Australians snub Asian studies

November 8, 2002

The study of Asian languages and culture in Australia is in a "crisis" exacerbated by the Bali bomb and the withdrawal of all Australian university students and staff based in Indonesia.

A report by the Asian Studies Association of Australia says that less than 5 per cent of university students undertake any systematic study of Asia and less than 3 per cent are studying an Asian language.

These figures are significantly lower than the targets proposed by a government inquiry 13 years ago. It recommended that by 2000, one in five students should be undertaking some study of Asia and one in ten learning an Asian language.

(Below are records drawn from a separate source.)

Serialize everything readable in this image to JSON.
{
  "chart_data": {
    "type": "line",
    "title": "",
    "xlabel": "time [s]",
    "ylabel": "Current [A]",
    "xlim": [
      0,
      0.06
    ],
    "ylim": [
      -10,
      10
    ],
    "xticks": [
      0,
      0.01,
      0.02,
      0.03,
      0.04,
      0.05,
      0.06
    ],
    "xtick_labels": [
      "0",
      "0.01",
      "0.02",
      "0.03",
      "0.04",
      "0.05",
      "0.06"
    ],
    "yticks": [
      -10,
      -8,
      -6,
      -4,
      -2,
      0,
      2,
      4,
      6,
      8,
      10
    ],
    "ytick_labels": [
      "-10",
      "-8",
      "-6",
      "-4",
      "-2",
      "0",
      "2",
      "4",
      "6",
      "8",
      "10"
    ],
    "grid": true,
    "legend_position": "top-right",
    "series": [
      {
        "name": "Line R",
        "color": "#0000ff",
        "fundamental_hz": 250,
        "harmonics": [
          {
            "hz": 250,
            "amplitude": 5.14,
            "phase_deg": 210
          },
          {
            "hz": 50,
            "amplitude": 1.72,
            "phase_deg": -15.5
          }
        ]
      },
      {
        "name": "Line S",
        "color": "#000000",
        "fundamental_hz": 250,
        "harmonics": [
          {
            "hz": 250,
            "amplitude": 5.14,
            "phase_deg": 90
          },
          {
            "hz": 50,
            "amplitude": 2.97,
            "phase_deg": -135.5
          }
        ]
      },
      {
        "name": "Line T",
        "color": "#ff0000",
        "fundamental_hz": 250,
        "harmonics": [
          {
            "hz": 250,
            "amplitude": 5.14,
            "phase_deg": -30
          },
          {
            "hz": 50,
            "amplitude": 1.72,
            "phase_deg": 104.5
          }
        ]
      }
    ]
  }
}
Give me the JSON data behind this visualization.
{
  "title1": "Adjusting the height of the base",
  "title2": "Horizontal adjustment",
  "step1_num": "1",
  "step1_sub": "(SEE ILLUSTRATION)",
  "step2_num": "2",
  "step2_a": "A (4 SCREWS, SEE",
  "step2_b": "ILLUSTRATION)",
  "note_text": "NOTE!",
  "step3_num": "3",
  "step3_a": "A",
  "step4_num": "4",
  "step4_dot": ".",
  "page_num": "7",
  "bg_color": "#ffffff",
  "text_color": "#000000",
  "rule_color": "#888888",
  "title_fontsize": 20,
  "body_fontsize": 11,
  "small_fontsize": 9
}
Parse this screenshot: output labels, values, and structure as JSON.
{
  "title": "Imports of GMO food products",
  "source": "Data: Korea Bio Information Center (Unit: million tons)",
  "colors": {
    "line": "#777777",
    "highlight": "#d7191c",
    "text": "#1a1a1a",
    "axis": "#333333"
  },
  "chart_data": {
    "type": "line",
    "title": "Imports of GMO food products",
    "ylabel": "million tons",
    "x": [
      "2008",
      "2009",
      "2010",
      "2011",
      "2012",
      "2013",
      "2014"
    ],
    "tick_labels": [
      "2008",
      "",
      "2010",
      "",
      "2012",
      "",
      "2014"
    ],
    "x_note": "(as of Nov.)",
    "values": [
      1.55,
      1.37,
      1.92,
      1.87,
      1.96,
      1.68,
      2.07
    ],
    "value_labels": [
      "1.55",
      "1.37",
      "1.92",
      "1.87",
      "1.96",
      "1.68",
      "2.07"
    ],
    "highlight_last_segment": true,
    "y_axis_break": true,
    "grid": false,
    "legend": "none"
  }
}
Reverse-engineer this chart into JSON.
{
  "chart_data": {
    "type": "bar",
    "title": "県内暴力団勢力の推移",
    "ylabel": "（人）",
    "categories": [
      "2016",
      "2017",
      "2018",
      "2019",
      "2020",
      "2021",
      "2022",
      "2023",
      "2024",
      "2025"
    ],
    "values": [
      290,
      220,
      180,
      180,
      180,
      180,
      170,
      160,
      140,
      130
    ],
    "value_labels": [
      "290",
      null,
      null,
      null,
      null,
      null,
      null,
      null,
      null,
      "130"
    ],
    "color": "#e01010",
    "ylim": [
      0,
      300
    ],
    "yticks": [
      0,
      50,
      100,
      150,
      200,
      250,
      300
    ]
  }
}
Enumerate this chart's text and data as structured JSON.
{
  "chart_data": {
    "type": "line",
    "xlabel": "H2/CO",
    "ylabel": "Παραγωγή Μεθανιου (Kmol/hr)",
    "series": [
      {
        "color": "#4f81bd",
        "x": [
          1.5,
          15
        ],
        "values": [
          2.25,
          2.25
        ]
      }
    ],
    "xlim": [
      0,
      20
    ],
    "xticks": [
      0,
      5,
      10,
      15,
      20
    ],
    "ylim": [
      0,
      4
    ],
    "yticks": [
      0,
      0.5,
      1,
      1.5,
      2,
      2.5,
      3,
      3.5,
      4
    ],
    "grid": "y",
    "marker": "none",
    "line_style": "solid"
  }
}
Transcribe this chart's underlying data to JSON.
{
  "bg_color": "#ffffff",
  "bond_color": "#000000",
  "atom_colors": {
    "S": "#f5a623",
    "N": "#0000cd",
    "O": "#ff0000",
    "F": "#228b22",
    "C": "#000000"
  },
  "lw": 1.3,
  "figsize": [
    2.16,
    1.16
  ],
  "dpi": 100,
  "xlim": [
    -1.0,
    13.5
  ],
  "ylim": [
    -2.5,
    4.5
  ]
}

Robin Jeffrey, vice-president of the Asian Studies Association, said that while Australia's need for a thorough knowledge of Asia was growing, the nation's capacity to impart it was shrinking. Professor Jeffrey said fewer Asian languages were being offered by fewer universities than even five years ago.

The association report says the study of Indonesia and its language has faltered over the past five years while that of India and the countries of South and West Asia was contracted strikingly.

It warns that the momentum for the study of Asia that built up in the late 1980s and early 1990s is collapsing. Budget stringencies have led to a serious contraction in the number of university subjects devoted to Asia, while the pool of specialists is shrinking as a result of retirements and the lure of jobs overseas.

The report calls for a package of measures, using new technology, "to achieve critical mass and stability in the teaching of languages, particularly those in low demand".

Among its 15 recommendations, the report urges the government and education institutions to send strong signals to the community about the importance of understanding Australia's "largest, nearest and least-known strategic partners".

Until Bali, at least 26 universities had formal links with Indonesian institutions, which included student and staff exchanges, academic collaboration and joint research projects. Ten universities continue to offer offshore programmes in the multi-island nation, ranging from foundation courses to certificate, bachelor and masters degrees.

Prime minister John Howard urged Australians based in Indonesia to leave immediately. He said the situation was "infinitely more dangerous" and that the government's advice was to get out of the country. Universities have advised academics to avoid travelling to Indonesia.